Tang Beiwei melihat pakaian Ye Mo, itu tidak buruk? Bagaimana mungkin dia tidak punya uang? Tetapi karena dia mengambil keputusan, dia tidak bisa kembali lagi. Dia dengan cepat berkata: “Kakak laki-laki, saya harus pergi ke nenek saya; selama saya pergi ke rumahnya, saya akan punya uang untuk kembali. ”
Ye Mo memandang Tang Beiwei. Dia selalu merasa bahwa gadis ini bertingkah aneh. Dia lolos dari kematian, tapi kenapa dia terus menempel padanya, ditambah dia memiliki mata aneh itu sebelumnya.
Melihat Ye Mo tidak berbicara, wajah pucat Tang Beiwei menjadi sedikit merah, dia dengan cepat berkata, “Kakak, maaf, aku benar-benar tidak mengenal siapa pun di sini. Kamu menyelamatkanku, aku harus segera pergi, tapi aku… ”
Kemudian, mata Tang Beiwei memerah, dia benar-benar ingin menangis. Seseorang menyelamatkannya, tetapi dia mencoba menipu dia. Meskipun dia tidak ingin menyakiti Ye Mo, dia juga tidak bisa menghadapi ibunya yang tidak berdaya.
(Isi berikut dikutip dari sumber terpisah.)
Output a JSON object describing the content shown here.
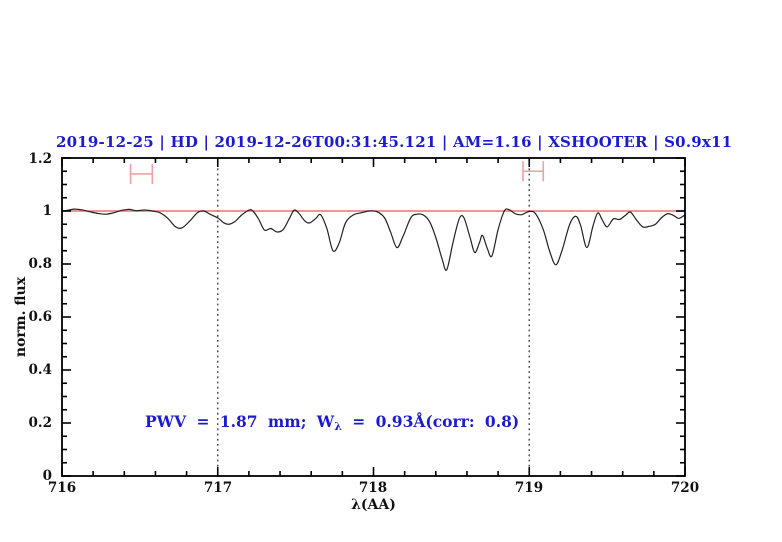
{
  "title": {
    "text": "2019-12-25 | HD | 2019-12-26T00:31:45.121 | AM=1.16 | XSHOOTER | S0.9x11"
  },
  "annotation": {
    "part1": "PWV = 1.87 mm; W",
    "subscript": "λ",
    "part2": " = 0.93Å(corr: 0.8)"
  },
  "axes": {
    "xlabel": "λ(AA)",
    "ylabel": "norm. flux",
    "x_tick_labels": [
      "716",
      "717",
      "718",
      "719",
      "720"
    ],
    "y_tick_labels": [
      "0",
      "0.2",
      "0.4",
      "0.6",
      "0.8",
      "1",
      "1.2"
    ]
  },
  "colors": {
    "background": "#ffffff",
    "frame": "#000000",
    "accent_blue": "#1b1bd1",
    "continuum_red": "#e87272",
    "marker_pink": "#f2a0a0",
    "spectrum_black": "#222222",
    "guide_gray": "#444444"
  },
  "chart_data": {
    "type": "line",
    "title": "2019-12-25 | HD | 2019-12-26T00:31:45.121 | AM=1.16 | XSHOOTER | S0.9x11",
    "xlabel": "λ(AA)",
    "ylabel": "norm. flux",
    "xlim": [
      716,
      720
    ],
    "ylim": [
      0,
      1.2
    ],
    "grid": "off",
    "x_major_ticks": [
      716,
      717,
      718,
      719,
      720
    ],
    "x_minor_step": 0.2,
    "y_major_ticks": [
      0,
      0.2,
      0.4,
      0.6,
      0.8,
      1.0,
      1.2
    ],
    "y_minor_step": 0.05,
    "dotted_vlines": [
      717,
      719
    ],
    "continuum_line": {
      "y": 1.0
    },
    "range_markers": [
      {
        "x_min": 716.44,
        "x_max": 716.58,
        "y": 1.14,
        "cap_half_height": 0.038
      },
      {
        "x_min": 718.96,
        "x_max": 719.09,
        "y": 1.15,
        "cap_half_height": 0.038
      }
    ],
    "annotation_text": "PWV = 1.87 mm; W_λ = 0.93Å(corr: 0.8)",
    "series": [
      {
        "name": "telluric-spectrum",
        "x": [
          716.0,
          716.04,
          716.08,
          716.13,
          716.18,
          716.23,
          716.28,
          716.33,
          716.38,
          716.43,
          716.48,
          716.53,
          716.58,
          716.63,
          716.68,
          716.73,
          716.77,
          716.82,
          716.87,
          716.91,
          716.95,
          717.0,
          717.04,
          717.07,
          717.11,
          717.15,
          717.19,
          717.22,
          717.26,
          717.3,
          717.34,
          717.38,
          717.42,
          717.46,
          717.49,
          717.52,
          717.56,
          717.59,
          717.63,
          717.66,
          717.7,
          717.74,
          717.78,
          717.82,
          717.87,
          717.92,
          717.97,
          718.02,
          718.07,
          718.11,
          718.15,
          718.19,
          718.24,
          718.28,
          718.32,
          718.36,
          718.4,
          718.44,
          718.47,
          718.51,
          718.55,
          718.58,
          718.62,
          718.65,
          718.68,
          718.7,
          718.73,
          718.76,
          718.8,
          718.84,
          718.87,
          718.91,
          718.95,
          719.0,
          719.04,
          719.09,
          719.13,
          719.17,
          719.21,
          719.26,
          719.3,
          719.33,
          719.37,
          719.41,
          719.44,
          719.47,
          719.5,
          719.54,
          719.58,
          719.62,
          719.65,
          719.69,
          719.73,
          719.77,
          719.81,
          719.85,
          719.89,
          719.93,
          719.96,
          720.0
        ],
        "y": [
          1.0,
          1.003,
          1.007,
          1.004,
          0.997,
          0.991,
          0.988,
          0.993,
          1.002,
          1.006,
          1.001,
          1.004,
          1.0,
          0.993,
          0.972,
          0.94,
          0.936,
          0.962,
          0.994,
          1.0,
          0.988,
          0.974,
          0.955,
          0.95,
          0.96,
          0.983,
          1.0,
          1.003,
          0.972,
          0.928,
          0.934,
          0.921,
          0.93,
          0.972,
          1.003,
          0.992,
          0.962,
          0.955,
          0.972,
          0.986,
          0.935,
          0.85,
          0.88,
          0.955,
          0.985,
          0.993,
          1.0,
          0.998,
          0.975,
          0.92,
          0.862,
          0.905,
          0.975,
          0.988,
          0.985,
          0.96,
          0.9,
          0.82,
          0.778,
          0.88,
          0.97,
          0.975,
          0.9,
          0.843,
          0.88,
          0.908,
          0.86,
          0.83,
          0.93,
          1.0,
          1.005,
          0.99,
          0.986,
          0.998,
          0.99,
          0.93,
          0.85,
          0.797,
          0.85,
          0.95,
          0.98,
          0.945,
          0.862,
          0.945,
          0.993,
          0.965,
          0.94,
          0.97,
          0.968,
          0.985,
          0.996,
          0.965,
          0.94,
          0.942,
          0.95,
          0.975,
          0.99,
          0.982,
          0.972,
          0.985
        ]
      }
    ]
  }
}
Dia merasa itu sangat sulit. Jika dia sendirian, dia tidak akan mengikuti Ye Mo tanpa malu-malu.
“Berhenti …” Ye Mo melihat Tang Beiwei hendak menangis dan dengan cepat menyuruhnya berhenti. Dia paling takut pada air mata wanita. Setelah beberapa saat, dia berkata, “Siapa namamu? Dimana nenekmu? ”
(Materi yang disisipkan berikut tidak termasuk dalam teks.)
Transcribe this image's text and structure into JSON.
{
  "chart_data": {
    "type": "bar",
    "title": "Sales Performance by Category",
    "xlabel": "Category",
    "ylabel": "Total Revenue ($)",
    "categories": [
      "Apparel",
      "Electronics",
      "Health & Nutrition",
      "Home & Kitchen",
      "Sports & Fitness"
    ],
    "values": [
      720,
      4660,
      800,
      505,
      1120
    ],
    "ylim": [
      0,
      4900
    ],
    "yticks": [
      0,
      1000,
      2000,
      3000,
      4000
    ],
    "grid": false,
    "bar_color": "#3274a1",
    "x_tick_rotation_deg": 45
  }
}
Tang Beiwei menyeka matanya sebelum berkata tanpa daya, “Saya Tang Beiwei, nenek saya ada di Gunung Wuliang. Kakak, aku belum tahu namamu…. ”
Gunung Wuliang? Ye Mo mengulangi dan bertanya, “Saya Ye Mo, apakah nenek Anda berbisnis di tempat-tempat wisata di Gunung Wuliang?”
Tang Beiwei menggelengkan kepalanya. “Tidak, Saudaraku, tempat dia tinggal agak jauh.”
Ye Mo tidak bertanya dan berkata, “Aku juga tidak punya uang akhir-akhir ini tapi ikuti aku dulu. Saya akan melihat apakah saya bisa mendapatkan uang dan memberi Anda sedikit. Aku tidak punya waktu untuk mencari nenekmu bersamamu. Aku sangat sibuk, aku tidak bisa membantumu dengan ini. ”
Ye Mo baik hati dan memiliki kesan yang baik tentang Tang Beiwei yang sangat lembut dan tampan ini, tetapi dia benar-benar tidak bisa meluangkan waktu untuk pergi bersamanya untuk menemukan neneknya.